How can I create a new column for an existing dataset that is the running total of an existing column - partitioned by some identifier?
ID | Value | New Val
Joe - your answer did not work for whatever reason, but got me on the right track to figure it out. Thank you!
data want;
set have;
by id;
if first.id then running_total = 0;
if first.id then retained_total = 0;
running_total = retained_total + value;
retained_total = running_total;
retain retained_total;
run;
Here's another option:
data want;
do until (last.id);
set have;
by id;
new_value + value;
output;
end;
new_value = 0;
run;
I generally do running totals in SAS using a data
step rather than proc sql
. You could theoretically do that with proc sql
and a cross-join, but that's not very practical in the real-world.
Step 1: Sort the data by your ID value
proc sort data=have;
by ID;
run;
Step 2: Calculate the running total using a sum statement
data want;
set have;
by ID;
New_Value+Value;
output;
if(last.ID) then New_Value = 0;
run;
Explanation
By-group processing is one of SAS's most powerful tools. When you sort by your ID value and use a by-statement on it in a data step, you unlock two new special boolean variables: first.<by-group variable>
and last.<by-group variable>.
SAS knows exactly when a group of ID variables starts and stops when you do by-group processing (you can actually use a special option called notsorted
to get away without sorting the ID values, but that is an advanced concept). In your case, let's look and see how this works:
ID Value first.ID last.ID
1 10 1 0
1 5 0 0
1 3 0 1
2 45 1 0
2 15 0 1
If there was only one observation in an ID group, first.ID
and last.ID
would both be 1.
There is a special statement in SAS called a sum statement that does the job of both retaining and summing up a variable. SAS is inherently a looping language; whenever it runs through the data
step, it is looking at one record and one record only. When it hits the bottom of the data
step and goes back up to the top, begins to read the next record in the table, and assumes all variables are now missing again until it reads or calculates the variables' value. The thing that you are literally outputting are the contents of something called the Program Data Vector. In the background, this is what you are manipulating.

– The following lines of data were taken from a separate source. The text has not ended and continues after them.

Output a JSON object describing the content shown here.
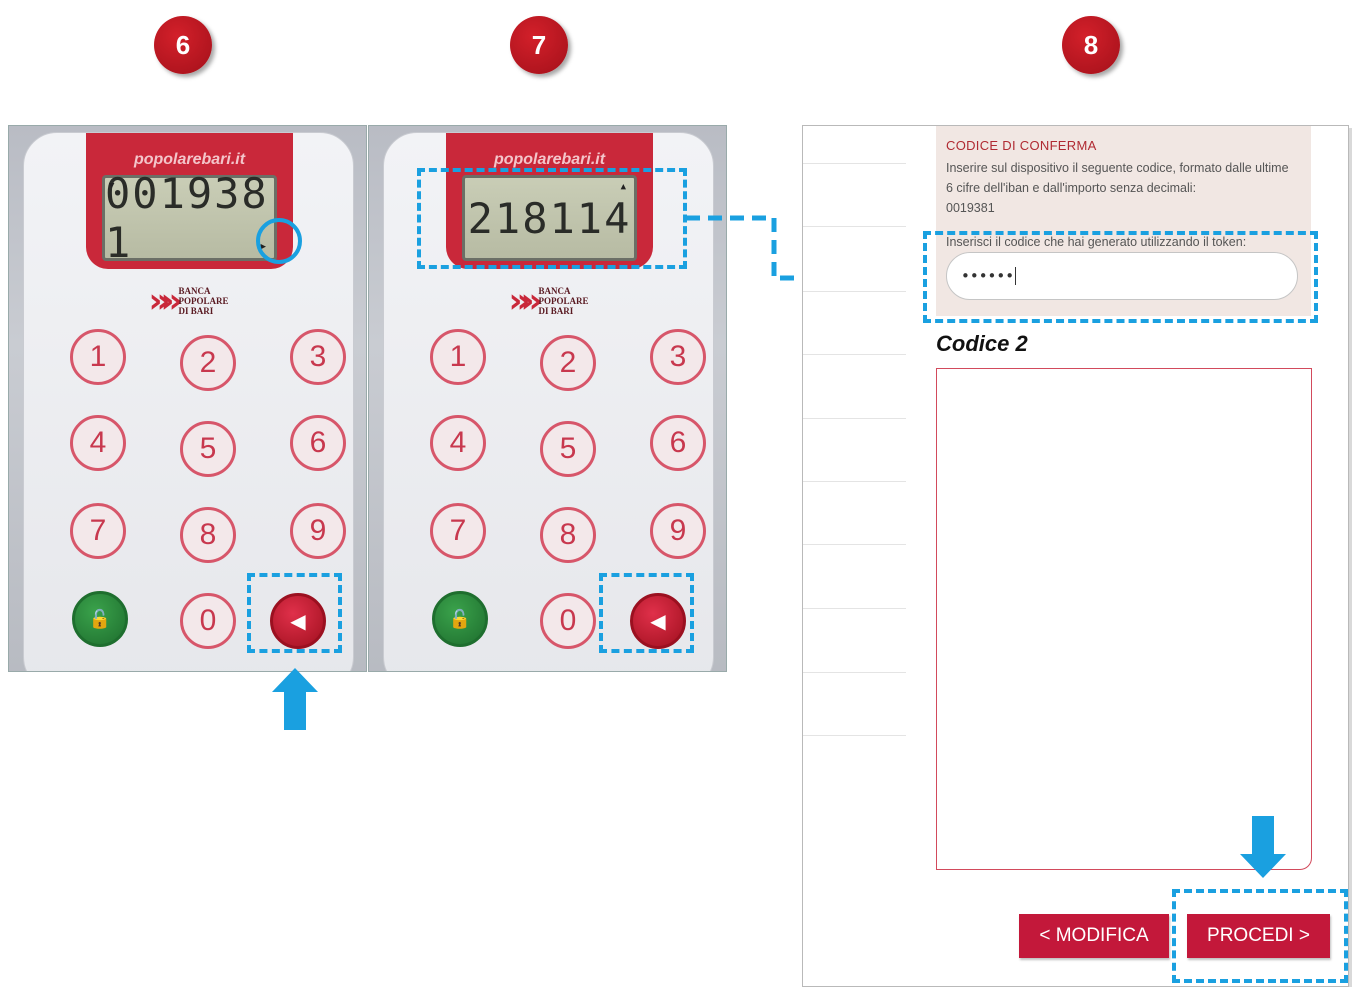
{
  "steps": [
    "6",
    "7",
    "8"
  ],
  "token": {
    "brand": "popolarebari.it",
    "bank_name": [
      "BANCA",
      "POPOLARE",
      "DI BARI"
    ],
    "display_step6": "001938 1",
    "display_step7": "218114",
    "keys": [
      "1",
      "2",
      "3",
      "4",
      "5",
      "6",
      "7",
      "8",
      "9",
      "0"
    ],
    "arrow_key": "◀",
    "lock_key": "🔓"
  },
  "form": {
    "section_title": "CODICE DI CONFERMA",
    "instructions": "Inserire sul dispositivo il seguente codice, formato dalle ultime 6 cifre dell'iban e dall'importo senza decimali:",
    "reference_code": "0019381",
    "input_label": "Inserisci il codice che hai generato utilizzando il token:",
    "input_value": "••••••",
    "codice2_label": "Codice 2",
    "modifica_label": "< MODIFICA",
    "procedi_label": "PROCEDI >"
  },
  "colors": {
    "step_badge": "#b3141e",
    "highlight": "#1aa0e0",
    "button": "#c3183a",
    "token_red": "#c9283a"
  }
}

By default, it will output to a data set only after it hits the run
boundary. If you explicitly tell SAS to output, it will output only when you tell it to. To cumulatively sum up a variable, we want to tell SAS four things:
To achieve Step 1 & 2, you can do two options:
data want;
set have;
retain New_Value;
New_Value = sum(New_Value, Value);
OR
data want;
set have;
New_Value+Value;
Note that the 2nd option does exactly what the first does but with less work. Think of it as a shortcut. This is called a Sum Statement. It looks like it's syntactically wrong, but it's a special, and very useful, case.
To achieve step 3, we simply tell SAS to output right afterwards rather than at the end of the data step by default:
data want;
set have;
New_Value+Value;
output;
If you run the code above as it is, New_Value
will add up indefinitely until it reaches the very end of the file. We want to reset this value once it reaches a new ID group. We use by-group processing to unlock those two boolean variables to reset New_Value
to 0 during a specified condition after we output:
data want;
set have;
by ID;
New_Value+Value;
output;
if(last.ID) then New_Value = 0;
run;
New_Value
will not be reset to 0 unless we are in the very last of observation of the specified ID group. Note that we put the conditional if
statement below the output statement. If this were above, you would see the following phenomenon:
ID Value New_Value first.ID last.ID
1 10 10 1 0
1 5 15 0 0
1 3 0 0 1
2 45 45 1 0
2 15 0 0 1
We want to output the cumulative sum before New_Value
is reset to 0.
There are some other SAS procedures that you can use to do similar things, but they are designed for specific situations. You can repurpose them to do what you want in this case, but it's better to learn data
step processing before jumping into procedure repurposing.
In the data step this is accomplished with the sum statement
.
data want;
set have;
by id;
if first.id then running_total=0;
running_Total + value;
run;
In PROC SQL this would be impossible unless you have an ordering variable (in which you could do something like this):
proc sql;
create table want as
select id, value,
(select sum(value) from have V
where V.id=H.id and V.ordervar le H.ordervar
) as running_total
from have H
;
quit;
But SAS doesn't have a partition by
concept - the SAS data step is far more powerful than that.